- Culture
- 05 Sep 13
Cowardly Snapshot Of Linda Lovelace's Life Is Flat And Reductive
The complex career of Deep Throat star Linda Lovelace is simplified into a narrow series of vignettes by directors Rob Epstein and Jeffrey Friedman. Amanda Seyfried is excellent as sweet girl-next-door Lovelace, whose domineering husband Chuck Taylor (Peter Sarsgaard) coerces her into starring in the aforementioned 1971 porn film that was to become a worldwide phenomenon.
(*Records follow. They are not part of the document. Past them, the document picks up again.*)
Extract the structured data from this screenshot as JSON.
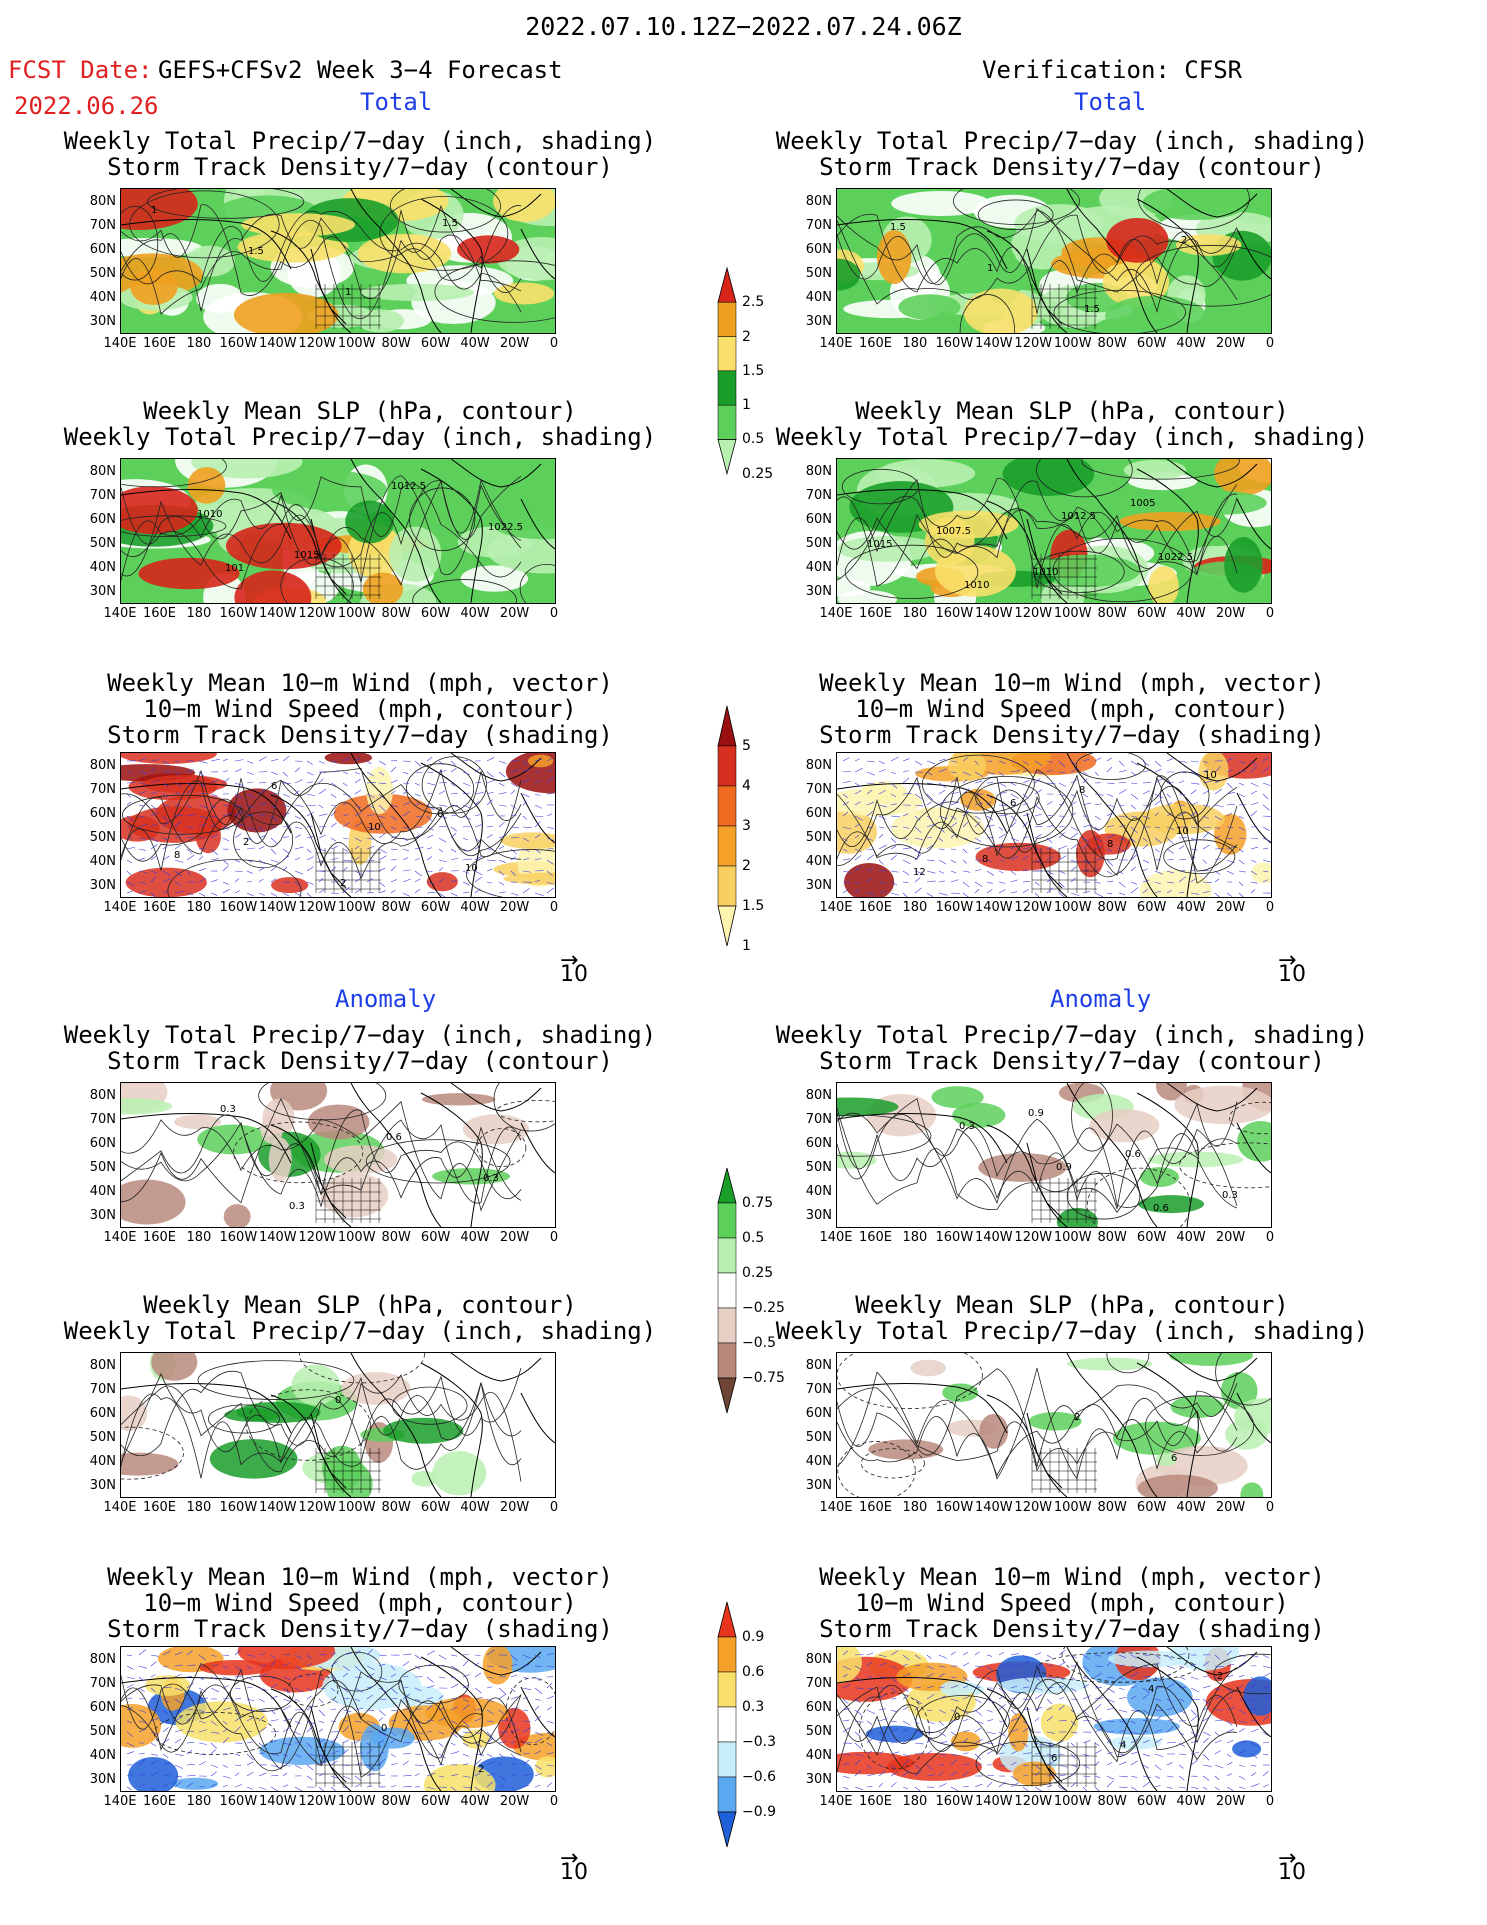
{
  "header": {
    "period": "2022.07.10.12Z−2022.07.24.06Z",
    "fcst_date_label": "FCST Date:",
    "fcst_model": "GEFS+CFSv2 Week 3−4 Forecast",
    "fcst_date": "2022.06.26",
    "verification": "Verification: CFSR"
  },
  "sections": {
    "total": "Total",
    "anomaly": "Anomaly"
  },
  "panel_titles": {
    "precip_storm": "Weekly Total Precip/7−day (inch, shading)\nStorm Track Density/7−day (contour)",
    "slp_precip": "Weekly Mean SLP (hPa, contour)\nWeekly Total Precip/7−day (inch, shading)",
    "wind_storm": "Weekly Mean 10−m Wind (mph, vector)\n10−m Wind Speed (mph, contour)\nStorm Track Density/7−day (shading)"
  },
  "axes": {
    "lat": [
      "80N",
      "70N",
      "60N",
      "50N",
      "40N",
      "30N"
    ],
    "lon": [
      "140E",
      "160E",
      "180",
      "160W",
      "140W",
      "120W",
      "100W",
      "80W",
      "60W",
      "40W",
      "20W",
      "0"
    ]
  },
  "vector_ref": "10",
  "colorbars": {
    "precip_total": {
      "labels": [
        "2.5",
        "2",
        "1.5",
        "1",
        "0.5",
        "0.25"
      ],
      "colors": [
        "#d7251a",
        "#f0a020",
        "#f8e06a",
        "#1a9e2a",
        "#5dd05c",
        "#b8f0b0"
      ]
    },
    "storm_total": {
      "labels": [
        "5",
        "4",
        "3",
        "2",
        "1.5",
        "1"
      ],
      "colors": [
        "#9a0f0f",
        "#d83020",
        "#f06a20",
        "#f5a028",
        "#f8d060",
        "#fdf4b0"
      ]
    },
    "precip_anom": {
      "labels": [
        "0.75",
        "0.5",
        "0.25",
        "−0.25",
        "−0.5",
        "−0.75"
      ],
      "colors": [
        "#1a9e2a",
        "#5dd05c",
        "#b8f0b0",
        "#ffffff",
        "#e8cfc6",
        "#b9897c",
        "#6e4535"
      ]
    },
    "storm_anom": {
      "labels": [
        "0.9",
        "0.6",
        "0.3",
        "−0.3",
        "−0.6",
        "−0.9"
      ],
      "colors": [
        "#e8341c",
        "#f5a028",
        "#f8e06a",
        "#ffffff",
        "#c8eefa",
        "#5aa8f0",
        "#1f5fd8"
      ]
    }
  },
  "contour_labels": {
    "l1": [
      "1",
      "1.5",
      "1",
      "1.5"
    ],
    "r1": [
      "1.5",
      "1",
      "1.5",
      "2"
    ],
    "l2": [
      "1010",
      "1015",
      "1012.5",
      "1022.5",
      "101"
    ],
    "r2": [
      "1007.5",
      "1010",
      "1005",
      "1015",
      "1010",
      "1012.5",
      "1022.5"
    ],
    "l3": [
      "2",
      "2",
      "6",
      "8",
      "6",
      "10",
      "10"
    ],
    "r3": [
      "8",
      "8",
      "10",
      "12",
      "6",
      "8",
      "10"
    ],
    "l4": [
      "0.3",
      "0.6",
      "0.3",
      "0.3"
    ],
    "r4": [
      "0.9",
      "0.6",
      "0.3",
      "0.3",
      "0.9",
      "0.6"
    ],
    "l5": [
      "0"
    ],
    "r5": [
      "2",
      "6"
    ],
    "l6": [
      "0",
      "2"
    ],
    "r6": [
      "4",
      "2",
      "0",
      "6",
      "4"
    ]
  },
  "colors": {
    "fcst_red": "#e02020",
    "section_blue": "#1f3fe6",
    "vector_blue": "#3a3ae0"
  }
}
The directors make a questionable choice in the film’s structure. The first half is a breezy portrayal of Lovelace and Taylor’s courtship, the making of Deep Throat, and Lovelace’s newfound fame. With a permed Hank Azaria and Bobby Canavale as Miami Vice wannabe pornographers and an impeccable design by William Arnold, the innate cheesiness of the era is matched by a light and funny tone. In the second half, however, the directors recap the action, showing the terrifying emotional, physical and sexual assault that Taylor was inflicting on Lovelace behind the scenes, including beatings and a gang-rape.
Instead of acting as a Funny Games-style commentary on audience voyeurism and complicit participation, the approach instead feels cowardly and emotionally shallow. The harrowing events are presented flatly, swiftly and in a sanitised manner, the abuse taking place off-camera just like the infamous fellatio. Sure, it’s porn and rape but it doesn’t want to be too controversial.
The swift run-time also fails to address Lovelace’s fascinating life before or after Deep Throat, her battle with substance abuse, devout Catholicism and anti-porn activism. For a film that purports to criticise those who reduced Lovelace to a sex object, it seems determined to strip her down to nothing more than Chuck Taylor’s porn star victim.